Shortly before the 1982-83 season tipped off, Richardson was traded to the Golden State Warriors in a deal that sent Bernard King to Manhattan. He was sent to the New Jersey Nets later that year and led the Association in steals per game. Limited to 48 games in his first full season in the Garden State, Richardson played 82 in the following campaign and took back his steals title, landing the 1985 Comeback Player of the Year Award and his fourth and final All-Star bid.

Richardson’s NBA career ended with the ban after he violated the NBA’s drug policy for the third time. He was the first active player to be banned by the league. Despite never returning to the NBA (he was eligible for reinstatement by 1988), Richardson told BIL he became “really, really” close with then-commissioner David Stern, who named the All-Star an NBA European ambassador when the latter’s playing career finally ended.

“When I left the NBA, I really didn’t get a chance to see him, but I saw him over in Milan, Italy when the NBA teams had come over there. I saw him doing the basketball game, and I walked up to him and told him that I wasn’t angry or anything, that he did what he had to do,” Richardson recalled. “The way I looked at it, was that he was part of saving my life, because he did something that he had to do, that that really caught my attention. I would call him, like, once a week, twice a week.”

Richardson instead continued his playing career in Europe, earning several major accomplishments in Croatia, France, and Italy. He would play until he was 47 years old, taking his traditional place on the assists and steal leaderboards in the major European leagues. Domestically, Richardson played the first seasons after his ban with the Long Island Knights and Albany Patroons of the United States Basketball League and Continental Basketball Association respectively, winning a professional championship with the latter in 1988.

Once his playing career ended, Richardson returned to the CBA to coach the same Patroons for three seasons. He later moved onto the same league’s Oklahoma/Lawton-Fort Sill Cavalry and won back-to-back championships in 2008-09. Following the CBA’s folding, two more championships awaited Richardson up north, as he guided the London Lightning to the wins in the National Basketball League of Canada in 2012-13. For his efforts, Richardson was named the NBL’s Coach of the Year for those tours.

Richardson had been stationed in Oklahoma for about the final decade of his life and frequented Oklahoma City Thunder games. Last year, Richardson teamed up with author Jake Uitti to pen “Banned: How I Squandered an All-Star NBA Career Before Finding My Redemption,” a memoir reflecting on his career on and off the floor. Introducing the book to BIL, Richardson stated that he had been sober for nearly 40 years at the time of its publishing. 
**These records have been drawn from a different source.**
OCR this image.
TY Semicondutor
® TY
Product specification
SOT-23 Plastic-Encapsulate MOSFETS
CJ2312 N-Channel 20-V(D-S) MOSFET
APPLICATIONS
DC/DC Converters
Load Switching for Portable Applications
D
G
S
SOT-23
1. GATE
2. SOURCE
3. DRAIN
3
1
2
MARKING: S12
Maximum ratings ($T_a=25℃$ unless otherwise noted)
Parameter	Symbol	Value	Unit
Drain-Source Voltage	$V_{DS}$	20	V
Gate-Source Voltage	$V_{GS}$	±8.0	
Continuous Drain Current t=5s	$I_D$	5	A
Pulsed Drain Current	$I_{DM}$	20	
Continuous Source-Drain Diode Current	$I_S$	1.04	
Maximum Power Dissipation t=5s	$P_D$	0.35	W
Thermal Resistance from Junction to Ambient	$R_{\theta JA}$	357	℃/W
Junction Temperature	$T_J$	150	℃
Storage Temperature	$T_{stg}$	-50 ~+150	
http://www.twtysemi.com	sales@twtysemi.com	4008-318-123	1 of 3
“I wanted to set the record straight, and I always wanted to tell my side of the story, of what really happened to me,” Richardson said on why now was the best time to tell his story. “As a basketball fan, I’d like to think that the thing people can take out of it is that no matter what you go through in life, there are going to be some ups and downs, but there is an end of the road if you do the right thing.”

Richardson is survived by his wife Kimberly and his children Tasha, Corey, Tamara, Kim, and Micheal Jr.